The co-patrons of Reigate, owning most of the freeholds between them, were the cousins german Charles Cocks, 1st Baron Somers, and Philip Yorke, 2nd Earl of Hardwicke. On 10 Apr. 1786 they renewed their family pact to return a Member each.
There had been no contest at Reigate since 1722. The pact of 1786 had followed the purchase of houses by Hardwicke, who then commanded 135 out of 267 franchises, and it required that, for the lives of Hardwicke, Somers and his heir, all future purchases in the borough were to be joint.
Bryant of Reigate some time ago applied to me with declarations of the most violent hostility to you and determination to attack you somehow or other at Reigate—at the same time professing some strong desire of being considered friendly to Lord Somers and myself and promising to be so.You in great measure know, even exclusive of actual election matters, what plague, inconvenience and expense he formerly occasioned us.

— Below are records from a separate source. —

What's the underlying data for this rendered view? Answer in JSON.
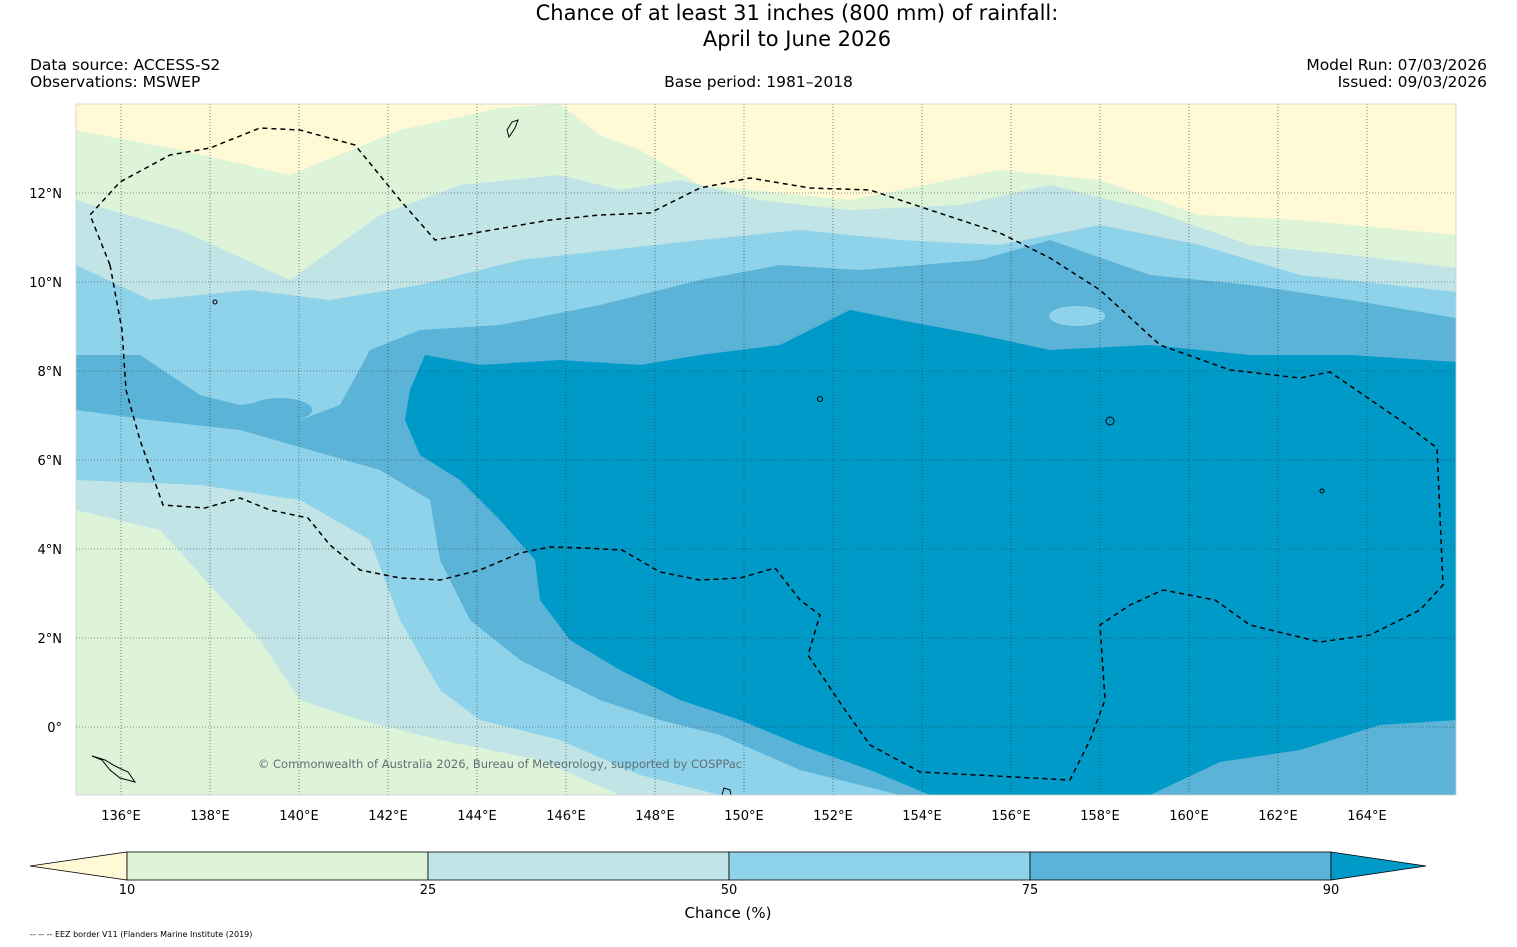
{
  "title": {
    "line1": "Chance of at least 31 inches (800  mm) of rainfall:",
    "line2": "April to June 2026"
  },
  "info": {
    "data_source": "Data source: ACCESS-S2",
    "observations": "Observations: MSWEP",
    "base_period": "Base period: 1981–2018",
    "model_run": "Model Run: 07/03/2026",
    "issued": "Issued: 09/03/2026"
  },
  "copyright": "© Commonwealth of Australia 2026, Bureau of Meteorology, supported by COSPPac",
  "axes": {
    "lat_labels": [
      "12°N",
      "10°N",
      "8°N",
      "6°N",
      "4°N",
      "2°N",
      "0°"
    ],
    "lon_labels": [
      "136°E",
      "138°E",
      "140°E",
      "142°E",
      "144°E",
      "146°E",
      "148°E",
      "150°E",
      "152°E",
      "154°E",
      "156°E",
      "158°E",
      "160°E",
      "162°E",
      "164°E"
    ]
  },
  "colorbar": {
    "title": "Chance (%)",
    "tick_labels": [
      "10",
      "25",
      "50",
      "75",
      "90"
    ],
    "colors": [
      "#fff9d5",
      "#ddf4d9",
      "#c1e4e6",
      "#8fd3ea",
      "#5bb3d7",
      "#009ac8"
    ]
  },
  "eez_note": "-- -- -- EEZ border V11 (Flanders Marine Institute (2019)"
}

Cocks added that he discounted Bryant’s attempt ‘to irritate my feelings by saying you have bought houses since our hearty and entire reconciliation’ and advised Hardwicke to come to terms with Bryant, as he could not trouble his aged father with ‘a dispute’ at Reigate. Cocks readily concurred in Hardwicke’s plea that they should unite against Bryant and warned the latter off. What worried Cocks most was the possibility of opening up the borough on the question of the right of election, upon which the House had never adjudicated, but which the patrons believed to be ‘in the freeholders of the ancient burgage tenements’, i.e. a form of burgage tenure. Hardwicke thereupon asked his half-brother Charles Philip Yorke to investigate the franchise secretly, complaining at the same time that Bryant had bought two houses belonging to former stewards of his, on which he had expected the option. Cocks broke the news to his father, who acquiesced in his proceedings. In 1805 Hardwicke purchased the land tax redemption on his property and urged Somers to do the same to prevent Bryant from doing so.

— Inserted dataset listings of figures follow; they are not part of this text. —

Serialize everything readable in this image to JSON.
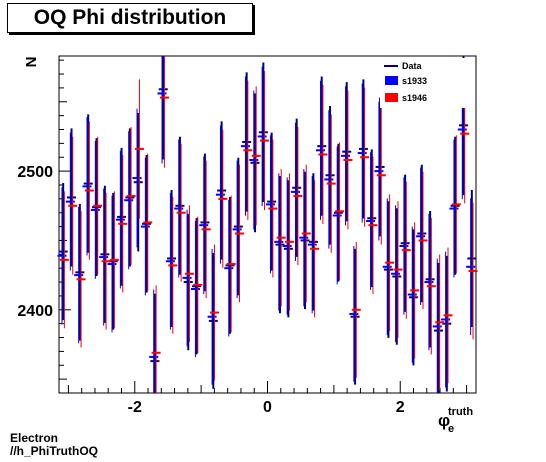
{
  "title": "OQ Phi distribution",
  "footer": {
    "line1": "Electron",
    "line2": "//h_PhiTruthOQ"
  },
  "colors": {
    "data": "#00007f",
    "s1933": "#0000ff",
    "s1946": "#ff0000"
  },
  "chart_data": {
    "type": "errorbar",
    "title": "OQ Phi distribution",
    "ylabel": "N",
    "xlabel": "φ_e^truth",
    "xlabel_main": "φ",
    "xlabel_sub": "e",
    "xlabel_sup": "truth",
    "xlim": [
      -3.1416,
      3.1416
    ],
    "ylim": [
      2340,
      2583
    ],
    "xticks": [
      -2,
      0,
      2
    ],
    "yticks": [
      2400,
      2500
    ],
    "xtick_labels": [
      "-2",
      "0",
      "2"
    ],
    "ytick_labels": [
      "2400",
      "2500"
    ],
    "legend": [
      "Data",
      "s1933",
      "s1946"
    ],
    "legend_position": "top-right",
    "x": [
      -3.0787,
      -2.953,
      -2.8274,
      -2.7018,
      -2.5761,
      -2.4504,
      -2.3248,
      -2.1991,
      -2.0735,
      -1.9478,
      -1.8222,
      -1.6965,
      -1.5708,
      -1.4451,
      -1.3195,
      -1.1938,
      -1.0681,
      -0.9425,
      -0.8168,
      -0.6912,
      -0.5655,
      -0.4398,
      -0.3142,
      -0.1885,
      -0.0628,
      0.0628,
      0.1885,
      0.3142,
      0.4398,
      0.5655,
      0.6912,
      0.8168,
      0.9425,
      1.0681,
      1.1938,
      1.3195,
      1.4451,
      1.5708,
      1.6965,
      1.8222,
      1.9478,
      2.0735,
      2.1991,
      2.3248,
      2.4504,
      2.5761,
      2.7018,
      2.8274,
      2.953,
      3.0787
    ],
    "series": [
      {
        "name": "Data",
        "values": [
          2442,
          2481,
          2427,
          2491,
          2474,
          2440,
          2435,
          2467,
          2481,
          2492,
          2462,
          2363,
          2559,
          2437,
          2475,
          2420,
          2417,
          2463,
          2392,
          2486,
          2432,
          2460,
          2521,
          2506,
          2528,
          2478,
          2447,
          2444,
          2488,
          2450,
          2449,
          2518,
          2497,
          2470,
          2514,
          2395,
          2516,
          2466,
          2503,
          2429,
          2424,
          2448,
          2409,
          2455,
          2422,
          2385,
          2390,
          2475,
          2533,
          2437
        ]
      },
      {
        "name": "s1933",
        "values": [
          2439,
          2478,
          2425,
          2489,
          2472,
          2438,
          2433,
          2465,
          2479,
          2495,
          2460,
          2366,
          2556,
          2435,
          2473,
          2423,
          2415,
          2461,
          2395,
          2483,
          2430,
          2458,
          2518,
          2508,
          2525,
          2476,
          2449,
          2446,
          2485,
          2452,
          2447,
          2515,
          2494,
          2468,
          2511,
          2397,
          2513,
          2464,
          2500,
          2431,
          2426,
          2446,
          2411,
          2453,
          2420,
          2388,
          2393,
          2473,
          2530,
          2431
        ]
      },
      {
        "name": "s1946",
        "values": [
          2436,
          2475,
          2422,
          2486,
          2475,
          2435,
          2436,
          2462,
          2482,
          2516,
          2463,
          2369,
          2553,
          2432,
          2470,
          2426,
          2418,
          2458,
          2398,
          2480,
          2433,
          2455,
          2515,
          2511,
          2522,
          2473,
          2452,
          2449,
          2482,
          2455,
          2444,
          2512,
          2491,
          2471,
          2508,
          2400,
          2510,
          2461,
          2497,
          2434,
          2429,
          2443,
          2414,
          2450,
          2417,
          2391,
          2396,
          2476,
          2527,
          2428
        ]
      }
    ]
  }
}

All this anxiety proved unnecessary. Neither on Lord Somers’s death early in 1806, when Bryant was expected to strike, nor at the ensuing general election, did he attempt anything. The radical John Frost canvassed the borough in October 1806, but did not venture a poll. In March 1809 Bryant was reported to have betrayed his past correspondence with Hardwicke to Gwillym Lloyd Wardle as ammunition for his parliamentary campaign against corruption, but nothing came of it. By 1811 Bryant’s financial situation was too unhealthy for him to pose any further threat.